A virologist conducts research on viruses that infect humans, animals, bacterial cells and plants. He normally works in a laboratory studying organisms under a microscope, followed by extensive research conducted online or at medical libraries. His job may be in the medical environment of a hospital or clinic or in a diagnostic, industrial or research laboratory.
Food and beverage companies also commonly hire virologists, as do pharmaceutical and biotechnology firms. Virologists at these firms often work with other research scientists on consumer-oriented studies. Groups or individuals conducting private research projects to develop vaccinations often hire virologists through independent contracts.
As a virologist conducts his research, his area of concentration is normally on virus replication. This distinct ability to assume characteristics of the host cells on which they thrive is typically what makes viruses so difficult to control or eradicate. The viral parasite sometimes controls the original cells so significantly that the initial cells replicate the virus rather than themselves.
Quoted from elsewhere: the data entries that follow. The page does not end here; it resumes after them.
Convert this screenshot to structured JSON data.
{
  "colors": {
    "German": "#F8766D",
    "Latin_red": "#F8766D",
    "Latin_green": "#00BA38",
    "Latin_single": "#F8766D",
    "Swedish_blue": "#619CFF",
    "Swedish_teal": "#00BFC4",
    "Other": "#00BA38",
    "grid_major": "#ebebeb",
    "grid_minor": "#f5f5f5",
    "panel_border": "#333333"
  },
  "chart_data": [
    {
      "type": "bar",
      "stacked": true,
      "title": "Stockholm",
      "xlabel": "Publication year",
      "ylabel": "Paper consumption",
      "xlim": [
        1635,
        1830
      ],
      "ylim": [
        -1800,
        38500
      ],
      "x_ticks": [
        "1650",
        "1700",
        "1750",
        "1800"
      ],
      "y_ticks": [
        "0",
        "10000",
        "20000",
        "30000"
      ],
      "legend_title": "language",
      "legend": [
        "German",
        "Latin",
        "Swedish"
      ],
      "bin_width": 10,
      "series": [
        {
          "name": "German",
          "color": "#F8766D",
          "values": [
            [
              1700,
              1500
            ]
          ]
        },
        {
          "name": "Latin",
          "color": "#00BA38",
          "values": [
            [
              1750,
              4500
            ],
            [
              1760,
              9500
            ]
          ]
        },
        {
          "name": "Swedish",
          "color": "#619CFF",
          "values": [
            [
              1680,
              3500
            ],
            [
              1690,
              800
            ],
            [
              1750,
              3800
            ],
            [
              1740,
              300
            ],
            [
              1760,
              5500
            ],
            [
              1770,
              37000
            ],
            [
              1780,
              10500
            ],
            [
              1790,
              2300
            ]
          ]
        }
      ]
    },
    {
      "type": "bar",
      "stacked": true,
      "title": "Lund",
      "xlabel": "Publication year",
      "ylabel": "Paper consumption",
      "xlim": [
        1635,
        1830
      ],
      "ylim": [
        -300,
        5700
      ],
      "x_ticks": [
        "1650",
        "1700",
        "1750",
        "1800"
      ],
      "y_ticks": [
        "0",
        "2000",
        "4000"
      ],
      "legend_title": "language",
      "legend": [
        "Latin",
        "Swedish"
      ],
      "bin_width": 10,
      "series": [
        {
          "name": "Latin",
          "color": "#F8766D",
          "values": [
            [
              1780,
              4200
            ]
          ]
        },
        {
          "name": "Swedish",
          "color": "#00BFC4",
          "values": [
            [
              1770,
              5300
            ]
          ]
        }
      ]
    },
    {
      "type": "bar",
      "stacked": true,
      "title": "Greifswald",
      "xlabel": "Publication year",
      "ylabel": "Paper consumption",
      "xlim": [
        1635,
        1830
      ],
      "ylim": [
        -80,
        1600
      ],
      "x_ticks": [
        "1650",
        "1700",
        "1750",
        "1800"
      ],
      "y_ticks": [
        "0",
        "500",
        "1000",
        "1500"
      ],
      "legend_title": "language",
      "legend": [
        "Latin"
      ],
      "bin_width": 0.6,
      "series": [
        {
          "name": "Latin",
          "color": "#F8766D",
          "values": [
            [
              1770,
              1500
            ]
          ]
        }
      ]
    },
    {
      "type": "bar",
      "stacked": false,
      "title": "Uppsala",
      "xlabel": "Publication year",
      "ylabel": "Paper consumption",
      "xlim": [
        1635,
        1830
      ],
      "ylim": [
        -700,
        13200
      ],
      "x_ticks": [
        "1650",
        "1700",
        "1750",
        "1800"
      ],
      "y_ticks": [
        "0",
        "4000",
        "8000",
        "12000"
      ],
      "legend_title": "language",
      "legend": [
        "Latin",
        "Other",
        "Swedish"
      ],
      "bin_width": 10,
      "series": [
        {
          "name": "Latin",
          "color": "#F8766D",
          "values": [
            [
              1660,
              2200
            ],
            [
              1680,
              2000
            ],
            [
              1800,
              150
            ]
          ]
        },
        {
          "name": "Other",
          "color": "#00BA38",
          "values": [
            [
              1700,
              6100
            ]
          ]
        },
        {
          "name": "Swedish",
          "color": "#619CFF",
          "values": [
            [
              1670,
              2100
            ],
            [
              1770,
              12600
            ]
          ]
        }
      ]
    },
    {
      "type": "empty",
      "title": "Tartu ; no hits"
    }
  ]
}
The virologist's job normally requires him to study substances produced by different viruses. These regularly include proteins and nucleic acids as well as less common substances. Examining by-products of virus cells frequently gives the virologist insight into how the organisms so successfully invade healthy cells.
Besides microscopic examinations, a virologist frequently tests common substances for viral infections. By analyzing various samples of food, water and other natural environmental materials, new viruses or mutations thereof are frequently discovered. The discovery of contamination sources are often the result of these analyses.
Professionals in this scientific field also regularly develop vaccines used to immunize animals, people and plants against impending infections. They also create formulas to help cure infections. Many of the most successful vaccines and cures available today are the result of virologists’ vigorous efforts in field testing procedures.
This job is generally considered more dangerous than many other medical research positions. Virologists often handle organisms that have proved to be deadly. They frequently work with substances whose dangers have yet to be determined. Protective clothing and sealed biohazard rooms are commonly part of a virologist’s job environment.
A bachelor’s degree in immunology or microbiology is normally required before a person can specialize in virology. A medical virologist career commonly requires a medical degree prior to the pursuit of specialization. Senior research virologist positions usually require the job candidate to have a Ph.D. or master’s degree in an applicable science.